Elle affirme par ailleurs qu’il n’y a pas de chasse systématique aux chrétiens de la part des insurgés. Même à Homs ou à Qusayr, où la situation extrêmement critique est due en partie à des rivalités intertribales voire maffieuses qui ne datent pas d’hier. Selon elle, si des chrétiens ont été victimes de bombardements ou d’escarmouches, un sort qu’ont aussi connu nombre de sunnites et d’alaouites, il n’est pas vrai qu’ils aient été ciblés parce qu’ils étaient chrétiens. Elle ajoute que, à sa connaissance,aucun sanctuaire chrétien n’a été attaqué en tant que tel, de façon délibérée.

Elle dénonce la rhétorique alarmiste de certains hiérarques, comme Mgr Jeanbart, évêque d’Alep, et le patriarche grec-melkite-catholique Gregorios III, et les déclarations de certains religieux et religieuses, comme Mère Agnès-Mariam de la Croix, qui prétendent que les chrétiens sont traqués par les forces révolutionnaires et que celles-ci veulent leur éradication. Selon elle, ceux qui tiennent de tels propos se livrent à de la désinformation. Elle est convaincue que ces personnalités ecclésiastiques, si elles ne sont pas stipendiées, sont au moins manipulées par le régime. En attisant les rumeurs, elles confortent la prétention du pouvoir en place à être le seul défenseur de la minorité chrétienne et elles entretiennent le spectre d’un scénario à l’irakienne. Elle redoute que cette attitude qui confine à la collaboration finisse par leur coûter très cher.

Le prélat a fourni maints exemples d’extraordinaires actes de solidarité entre chrétiens et musulmans au plus fort de la tourmente. Il précise que loin d’être « persécutés », les chrétiens, du moins jusqu’à présent, sont plutôt respectés et ménagés, tant par l’armée que par les forces insurrectionnelles. Il ajoute qu’il suffit d’être reconnu comme chrétien à un barrage ou un check point pour éviter toute difficulté majeure.

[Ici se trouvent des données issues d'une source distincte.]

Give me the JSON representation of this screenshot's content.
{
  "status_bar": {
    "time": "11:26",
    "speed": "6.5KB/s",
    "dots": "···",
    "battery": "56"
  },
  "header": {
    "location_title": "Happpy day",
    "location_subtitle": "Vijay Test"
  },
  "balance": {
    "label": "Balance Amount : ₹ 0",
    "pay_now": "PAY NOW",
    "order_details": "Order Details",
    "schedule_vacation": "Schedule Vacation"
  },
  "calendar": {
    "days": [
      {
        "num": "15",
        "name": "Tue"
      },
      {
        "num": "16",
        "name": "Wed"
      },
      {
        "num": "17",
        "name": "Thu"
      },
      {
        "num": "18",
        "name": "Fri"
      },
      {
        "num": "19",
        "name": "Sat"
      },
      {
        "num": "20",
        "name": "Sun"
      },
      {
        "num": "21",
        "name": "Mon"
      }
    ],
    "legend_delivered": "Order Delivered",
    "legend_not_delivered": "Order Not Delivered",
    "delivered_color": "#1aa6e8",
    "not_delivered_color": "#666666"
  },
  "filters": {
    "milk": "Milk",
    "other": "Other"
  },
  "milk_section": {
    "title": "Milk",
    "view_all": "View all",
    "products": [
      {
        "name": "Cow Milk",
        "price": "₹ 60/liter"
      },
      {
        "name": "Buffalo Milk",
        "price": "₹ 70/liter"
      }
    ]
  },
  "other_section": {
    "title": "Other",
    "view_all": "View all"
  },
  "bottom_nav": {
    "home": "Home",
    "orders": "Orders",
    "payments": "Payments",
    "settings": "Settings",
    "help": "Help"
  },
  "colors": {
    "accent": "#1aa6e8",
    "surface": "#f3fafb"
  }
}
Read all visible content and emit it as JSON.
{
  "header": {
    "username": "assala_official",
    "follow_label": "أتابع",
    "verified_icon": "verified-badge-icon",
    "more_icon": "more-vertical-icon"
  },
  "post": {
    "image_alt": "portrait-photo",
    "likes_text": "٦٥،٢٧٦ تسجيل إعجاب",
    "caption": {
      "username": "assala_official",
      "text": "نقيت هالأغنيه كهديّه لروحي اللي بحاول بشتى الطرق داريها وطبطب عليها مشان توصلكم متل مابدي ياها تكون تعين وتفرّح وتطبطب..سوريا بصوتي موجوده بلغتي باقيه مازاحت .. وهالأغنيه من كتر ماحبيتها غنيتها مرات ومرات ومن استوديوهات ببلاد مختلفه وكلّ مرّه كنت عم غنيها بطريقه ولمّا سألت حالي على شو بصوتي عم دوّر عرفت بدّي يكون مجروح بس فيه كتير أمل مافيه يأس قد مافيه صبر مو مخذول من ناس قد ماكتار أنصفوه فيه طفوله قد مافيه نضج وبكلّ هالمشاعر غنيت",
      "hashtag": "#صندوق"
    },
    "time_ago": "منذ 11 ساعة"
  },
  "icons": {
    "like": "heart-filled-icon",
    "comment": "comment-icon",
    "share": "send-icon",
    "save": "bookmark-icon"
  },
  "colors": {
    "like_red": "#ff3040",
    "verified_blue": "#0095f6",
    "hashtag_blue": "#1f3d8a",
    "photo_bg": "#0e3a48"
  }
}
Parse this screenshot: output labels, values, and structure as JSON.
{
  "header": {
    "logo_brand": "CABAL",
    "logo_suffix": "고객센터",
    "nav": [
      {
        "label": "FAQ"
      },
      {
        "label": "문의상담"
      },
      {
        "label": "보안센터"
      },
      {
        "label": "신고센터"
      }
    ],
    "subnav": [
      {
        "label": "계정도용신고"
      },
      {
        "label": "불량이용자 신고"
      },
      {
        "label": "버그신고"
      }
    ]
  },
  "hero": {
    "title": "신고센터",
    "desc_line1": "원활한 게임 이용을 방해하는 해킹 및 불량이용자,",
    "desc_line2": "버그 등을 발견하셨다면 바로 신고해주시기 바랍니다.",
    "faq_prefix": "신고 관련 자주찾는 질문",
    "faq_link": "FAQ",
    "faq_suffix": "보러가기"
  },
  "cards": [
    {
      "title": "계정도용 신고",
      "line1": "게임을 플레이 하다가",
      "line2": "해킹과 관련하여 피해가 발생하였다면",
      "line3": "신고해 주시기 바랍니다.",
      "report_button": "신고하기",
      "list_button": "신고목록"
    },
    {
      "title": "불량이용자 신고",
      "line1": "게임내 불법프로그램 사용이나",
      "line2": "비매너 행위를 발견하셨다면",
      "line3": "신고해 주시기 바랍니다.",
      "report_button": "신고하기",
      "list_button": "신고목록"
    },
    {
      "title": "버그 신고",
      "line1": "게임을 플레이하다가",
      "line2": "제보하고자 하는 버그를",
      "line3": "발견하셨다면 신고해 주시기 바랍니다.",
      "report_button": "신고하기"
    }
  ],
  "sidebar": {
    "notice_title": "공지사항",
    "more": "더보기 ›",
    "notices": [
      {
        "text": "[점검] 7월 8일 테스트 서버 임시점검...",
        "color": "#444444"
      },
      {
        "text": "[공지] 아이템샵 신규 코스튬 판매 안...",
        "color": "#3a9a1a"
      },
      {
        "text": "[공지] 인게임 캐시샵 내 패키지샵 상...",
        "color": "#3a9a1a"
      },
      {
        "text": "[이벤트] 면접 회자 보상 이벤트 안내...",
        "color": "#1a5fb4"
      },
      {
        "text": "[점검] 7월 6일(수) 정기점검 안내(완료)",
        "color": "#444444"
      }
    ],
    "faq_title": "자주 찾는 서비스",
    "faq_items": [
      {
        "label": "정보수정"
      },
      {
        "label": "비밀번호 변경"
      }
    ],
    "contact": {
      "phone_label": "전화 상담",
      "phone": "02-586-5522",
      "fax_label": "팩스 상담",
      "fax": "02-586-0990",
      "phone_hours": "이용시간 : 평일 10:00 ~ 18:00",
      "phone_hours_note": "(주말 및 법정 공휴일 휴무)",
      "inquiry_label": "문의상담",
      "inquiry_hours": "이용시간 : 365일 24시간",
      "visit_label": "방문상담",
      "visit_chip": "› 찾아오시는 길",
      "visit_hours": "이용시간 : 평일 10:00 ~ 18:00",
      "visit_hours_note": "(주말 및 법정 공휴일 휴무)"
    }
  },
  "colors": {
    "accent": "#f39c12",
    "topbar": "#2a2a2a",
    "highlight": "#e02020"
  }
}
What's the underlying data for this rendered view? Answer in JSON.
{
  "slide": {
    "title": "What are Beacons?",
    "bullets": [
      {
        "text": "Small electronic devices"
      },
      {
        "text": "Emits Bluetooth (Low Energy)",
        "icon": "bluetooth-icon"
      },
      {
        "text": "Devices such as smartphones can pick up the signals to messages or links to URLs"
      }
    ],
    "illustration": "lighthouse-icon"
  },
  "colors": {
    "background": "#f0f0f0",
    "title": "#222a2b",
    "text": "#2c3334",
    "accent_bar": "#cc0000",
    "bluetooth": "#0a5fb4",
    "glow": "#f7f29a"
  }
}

Lors de la même réunion de la ROACO, la hiérarchie catholique a attiré l’attention surl’activisme du prétendu Mgr Philippe Tournyol du Clos, « évêque de l’Eglise grecque-melkite-catholique ». Un grand nombre de médias ont relayé la « mission en Syrie », au terme de laquelle il a critiqué le caractère islamiste de l’insurrection, les massacres systématiques de chrétiens et la désinformation à l’œuvre dans les médias internationaux (ici ou ici), pour en appeler au « parler vrai  » et à la dénonciation du génocide dont seraient victimes les chrétiens de Syrie.

Jean-Paul II et l’abbé Tournyol du Clos en 1999

Le Saint-Siège précise que ce personnage n’est absolument pas membre de la hiérarchie catholique. Il n’a droit à aucun des titres dont il se revendiqueSes allégations sont fausses et lui sont inspirées. Il est tout sauf un représentant du « parler vrai ». Le prélat dont les propos sont ici rapportés a rencontré l’intéressé à Damas, revêtu d’habits ecclésiastiques usurpés… Le personnage lui a avoué ne s’être jamais rendu à Homs alors qu’il prétend avoir été témoin oculaire de la chasse aux chrétiens.

Pendant la réunion , Mgr Philippe Gollnisch, directeur de l’Œuvre d’Orient, a reçu un appel urgent des pères jésuites de Homs. Ils lui ont demandé d’intervenir auprès du St-Siège et de l’Agence Fides, qui avait reproduit les propos du pseudo Mgr Tournyol, car ceux-ci mettent en danger les jésuites qui ont toujours tenu à maintenir le dialogue entre toutes les communautés. En fait, ledit Tournyol est un transfuge des milieux catholiques intégristes et d’extrême-droite. Il est inconnu de ceux qui ont une bonne connaissance et une longue fréquentation des chrétiens d’Orient.